Now let's generate textual similarity values for question1 and question2 sentence embeddings using cosine similarity

In [None]:
questions_similarity = []
for index, row in train_df.iterrows():
    questions_similarity.append(cosine_similarity([row['question1_sent_embeddings']],[row['question2_sent_embeddings']]))

#convert the question similarity array into 1d array 
questions_similarity = np.stack(questions_similarity,axis=0)
# questions_similarity = questions_similarity.tolist()
ques_sim = np.array(questions_similarity).ravel()
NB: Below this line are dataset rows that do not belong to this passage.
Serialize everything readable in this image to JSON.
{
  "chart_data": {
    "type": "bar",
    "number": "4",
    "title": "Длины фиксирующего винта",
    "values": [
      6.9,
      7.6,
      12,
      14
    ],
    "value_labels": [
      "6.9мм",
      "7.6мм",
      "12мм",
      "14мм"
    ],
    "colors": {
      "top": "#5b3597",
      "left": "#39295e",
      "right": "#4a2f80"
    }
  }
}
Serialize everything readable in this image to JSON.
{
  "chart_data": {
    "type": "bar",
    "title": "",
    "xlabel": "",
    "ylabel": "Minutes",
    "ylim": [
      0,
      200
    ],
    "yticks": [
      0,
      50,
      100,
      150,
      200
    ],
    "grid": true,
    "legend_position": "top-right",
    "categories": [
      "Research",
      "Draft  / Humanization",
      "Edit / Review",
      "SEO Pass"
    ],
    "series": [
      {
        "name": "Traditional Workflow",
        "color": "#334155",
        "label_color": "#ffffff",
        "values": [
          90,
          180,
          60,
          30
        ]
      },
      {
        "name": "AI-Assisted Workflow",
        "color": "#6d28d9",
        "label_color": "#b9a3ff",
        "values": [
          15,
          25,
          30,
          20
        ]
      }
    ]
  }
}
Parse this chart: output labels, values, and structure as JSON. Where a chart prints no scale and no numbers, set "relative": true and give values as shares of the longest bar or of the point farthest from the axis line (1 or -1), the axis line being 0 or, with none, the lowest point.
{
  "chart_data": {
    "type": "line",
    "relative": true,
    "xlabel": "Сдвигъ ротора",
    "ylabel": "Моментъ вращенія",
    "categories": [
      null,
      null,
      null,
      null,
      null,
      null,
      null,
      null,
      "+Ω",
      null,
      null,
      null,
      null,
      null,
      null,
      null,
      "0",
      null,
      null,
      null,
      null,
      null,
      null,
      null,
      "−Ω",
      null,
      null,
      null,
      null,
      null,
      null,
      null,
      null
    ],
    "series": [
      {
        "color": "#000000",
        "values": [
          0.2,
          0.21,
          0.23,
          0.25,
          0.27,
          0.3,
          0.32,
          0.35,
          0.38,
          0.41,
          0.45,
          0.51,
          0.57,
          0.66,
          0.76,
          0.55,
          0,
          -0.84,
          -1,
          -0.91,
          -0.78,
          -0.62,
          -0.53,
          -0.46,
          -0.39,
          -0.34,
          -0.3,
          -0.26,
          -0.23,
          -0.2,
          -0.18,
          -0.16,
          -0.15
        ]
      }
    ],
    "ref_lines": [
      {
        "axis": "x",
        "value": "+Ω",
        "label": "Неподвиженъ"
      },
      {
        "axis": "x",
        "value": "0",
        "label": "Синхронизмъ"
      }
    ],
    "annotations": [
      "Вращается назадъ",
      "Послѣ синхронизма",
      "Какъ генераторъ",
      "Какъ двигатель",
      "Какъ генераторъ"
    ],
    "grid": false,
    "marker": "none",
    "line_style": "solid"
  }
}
# store the question similarity scores in our dataframe
train_df['questions_similarity'] = pd.DataFrame({'questions_similarity' : ques_sim})
train_df['questions_similarity']

We know that the cosine similarity values ranges between 0 and 1, so we can convert these sentence similarity values into predicted labels (0 and 1) by setting an appropriate threshold for similarity.

In [None]:
def similarity_to_predictions(cos_sim, threshold):
    """
    This function converts the predicted similarities to predicted labels based on the threshold value
    """
    if (cos_sim >= threshold):
        return 1
    else:
        return 0
    
train_df['predicted_result'] = train_df['questions_similarity'].apply(similarity_to_predictions, threshold=0.87)

Now let's check the our dataset after processing.

In [None]:
train_df.head(3)

At last, we can compare the predictions ('predicted_result') with actual results ('is_duplicate') to check accuracy of the Quora question pairs similarity.

In [None]:
metrics.accuracy_score(train_df['is_duplicate'], train_df['predicted_result'])

**Concluding sentence transformers approach :**

In this work, I have implemented the Sentence Transformers model based on pre-trained "BERT" embeddings. The accuracy of predictions can be adjusted using an appropriate threshold value for sentence similarity. This implementation focuses on simplistic usage of the pre-trained "BERT" embeddings and cosine-similarity for evaluating the textual similarity between pair of sentences.